2. A study of the application of verifiers to the software maintainence
problem has been completed. A sophisticated sorting program, QUICKSORT,
which has many variants, was used. It was shown that the verifier
could prove the correctness of 6 variants of QUICKSORT using a single
standard set of specifications. Bugs were introduced into the code.
it was found that the user could quickly (7 minutes for 3 bugs)
identify the bugs from the output of the verifier without first
checking the code.
3.The verifier has been used to analyze the implementation of a basic
queuing system in an operating system [1]. A total of 31 specifications
of the queuing system were proved by the verifier (these required the
new proof rules for RECORDS and POINTERS). These results showed
(a) the queues would be maintained correctly under all circumstances,
(b) the queuing system was fair, but (c) there were situations in which
the queuing system would leave resources idle [2].
The verifier is currently being extended to handle PROTECTION and
DEADLOCK problems in the SOLO operating system [3], a working
and widely distributed PDP-11 system.
4. New fast theorem provers using graph representations of data for
arithmetical problems and for pointer manipulation problems have been designed
and coded. These theorem provers are crucial subsystems of program verifiers.
Their response time directly reflects on the feasibilty of using
verifiers as programming aids.
[1] A. SAXENA and T. BREDT, "A structured specification of an operating
system", Proc. International Conference on Reliable Software, April 1975,
pp. 310-318.
[2] R. KARP and D. LUCKHAM, "Proof of Fairness in an implementaion of
Monitors", forthcoming International Conference on Software Engineering, Oct. 1976.
[3] P. BRINCH HANSEN, "The purpose of Concurrent Pascal"
Proc. International Conference on Reliable Software, April 1975,
pp. 305-309.
AUTOMATED MATHEMATICS
An Artificial Intelligence computer program which learns new
elementary mathematics by itself has recently been completed by D.

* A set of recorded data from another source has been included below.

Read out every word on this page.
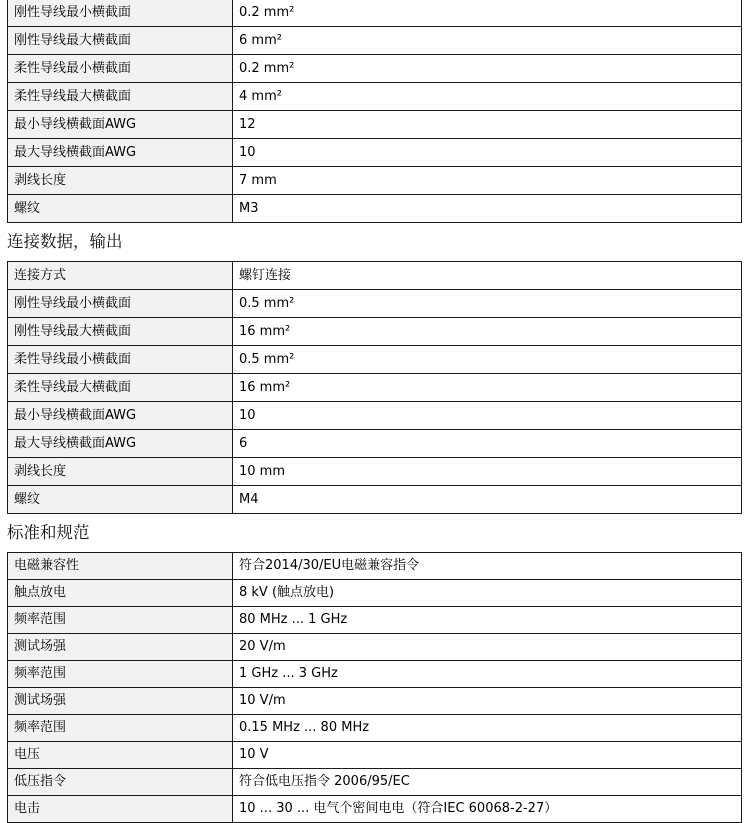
刚性导线最小横截面	0.2 mm²
刚性导线最大横截面	6 mm²
柔性导线最小横截面	0.2 mm²
柔性导线最大横截面	4 mm²
最小导线横截面AWG	12
最大导线横截面AWG	10
剥线长度	7 mm
螺纹	M3
连接数据，输出
连接方式	螺钉连接
刚性导线最小横截面	0.5 mm²
刚性导线最大横截面	16 mm²
柔性导线最小横截面	0.5 mm²
柔性导线最大横截面	16 mm²
最小导线横截面AWG	10
最大导线横截面AWG	6
剥线长度	10 mm
螺纹	M4
标准和规范
电磁兼容性	符合2014/30/EU电磁兼容指令
触点放电	8 kV (触点放电)
频率范围	80 MHz ... 1 GHz
测试场强	20 V/m
频率范围	1 GHz ... 3 GHz
测试场强	10 V/m
频率范围	0.15 MHz ... 80 MHz
电压	10 V
低压指令	符合低电压指令 2006/95/EC
电击	10 ... 30 ... 电气个密间电电（符合IEC 60068-2-27）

Lenat. This system, called "AM", has rediscovered several basic math
concepts (e.g., prime numbers), and was instrumental in the discovery
of one new result in elementary number theory. AM views mathematics
as a collection of interrelated concepts. AM decides which concept to
define next, determines the resources to expend on developing that
concept, and then judges the interestingness of the new concept. A
large knowledge base of elementary mathematics knowledge is present,
in the form of heuristic rules which are used to guide each of these
processes. This project represents a significant advance in the
state of the art in symbolic learning programs. It is anticipated
that the technology developed will be applicable to computer learning
of new concepts in other, less theoretical domains.